Casualties and losses
- 1 injured (per Mali) 2 killed (per MNLA): 3 killed 4 injured 6 captured (per Mali)

= Amazragane skirmish =

2013 war in Mali

On November 8, 2013, clashes broke out between Malian forces and the National Movement for the Liberation of Azawad (MNLA) in Amazragane, Ménaka Region, Mali.

== Background ==
In early 2012, Tuareg rebels under the moderate MNLA rebelled against the Malian government, making massive gains in the early days of the war. The rebellion was hijacked by jihadist groups such as Ansar Dine and Movement for Oneness and Jihad in West Africa, and conflict quickly broke out between Mali, the MNLA, and the jihadist groups. In 2013, French forces of Operation Serval pushed the jihadists back, and MINUSMA deployed to cities and areas of northern Mali to quell the jihadists.

== Skirmish ==
A patrol composed of Malian soldiers, Nigerien peacekeepers, and French forces were responsible for the security of a fair in Amazragane, Ménaka Region, on November 8. Little is known about what occurred leading up to the clash, but Malian forces fought MNLA fighters around midday in Amazragane. Both Malian and Tuareg forces blamed one another for the attack. Malian forces alleged that MNLA fighters on a pick-up shot at the soldiers as soon as they saw them. MNLA fighters instead claimed that a small group of Malian soldiers broke off from the larger contingent to ambush a group of three MNLA fighters.
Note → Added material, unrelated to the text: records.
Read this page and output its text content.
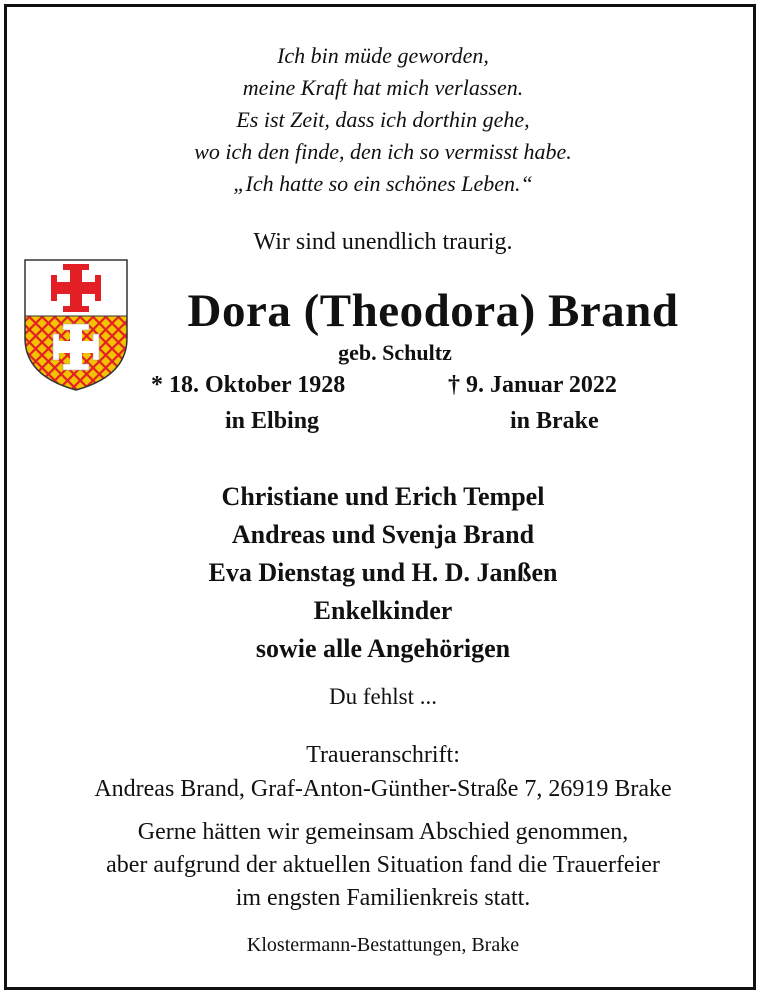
Ich bin müde geworden,
meine Kraft hat mich verlassen.
Es ist Zeit, dass ich dorthin gehe,
wo ich den finde, den ich so vermisst habe.
„Ich hatte so ein schönes Leben.“
Wir sind unendlich traurig.
Dora (Theodora) Brand
geb. Schultz
* 18. Oktober 1928	† 9. Januar 2022
in Elbing	in Brake
Christiane und Erich Tempel
Andreas und Svenja Brand
Eva Dienstag und H. D. Janßen
Enkelkinder
sowie alle Angehörigen
Du fehlst ...
Traueranschrift:
Andreas Brand, Graf-Anton-Günther-Straße 7, 26919 Brake
Gerne hätten wir gemeinsam Abschied genommen,
aber aufgrund der aktuellen Situation fand die Trauerfeier
im engsten Familienkreis statt.
Klostermann-Bestattungen, Brake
French and Nigerien forces were in the village at the time, and were not present for the ambush.

== Aftermath ==
The Malian Minister of Defense stated that three MNLA fighters were killed and four were wounded in the clash, and one Malian soldier was wounded. Another Malian military source reported the deaths of three MNLA fighters and capture of six others. MINUSMA stated at least one Tuareg was killed and two suspects were arrested. The MNLA acknowledged the deaths of three of their fighters, but asserted that two Malian soldiers were killed during the clash.

The MNLA claimed that six civilians were arrested by the Malian Army in Amazragane immediately following the clash, and that three of them were executed by the soldiers and the other three were tortured and seriously injured. French forces rejected the MNLA's claims, and stated that the MNLA likely attacked Malian forces first.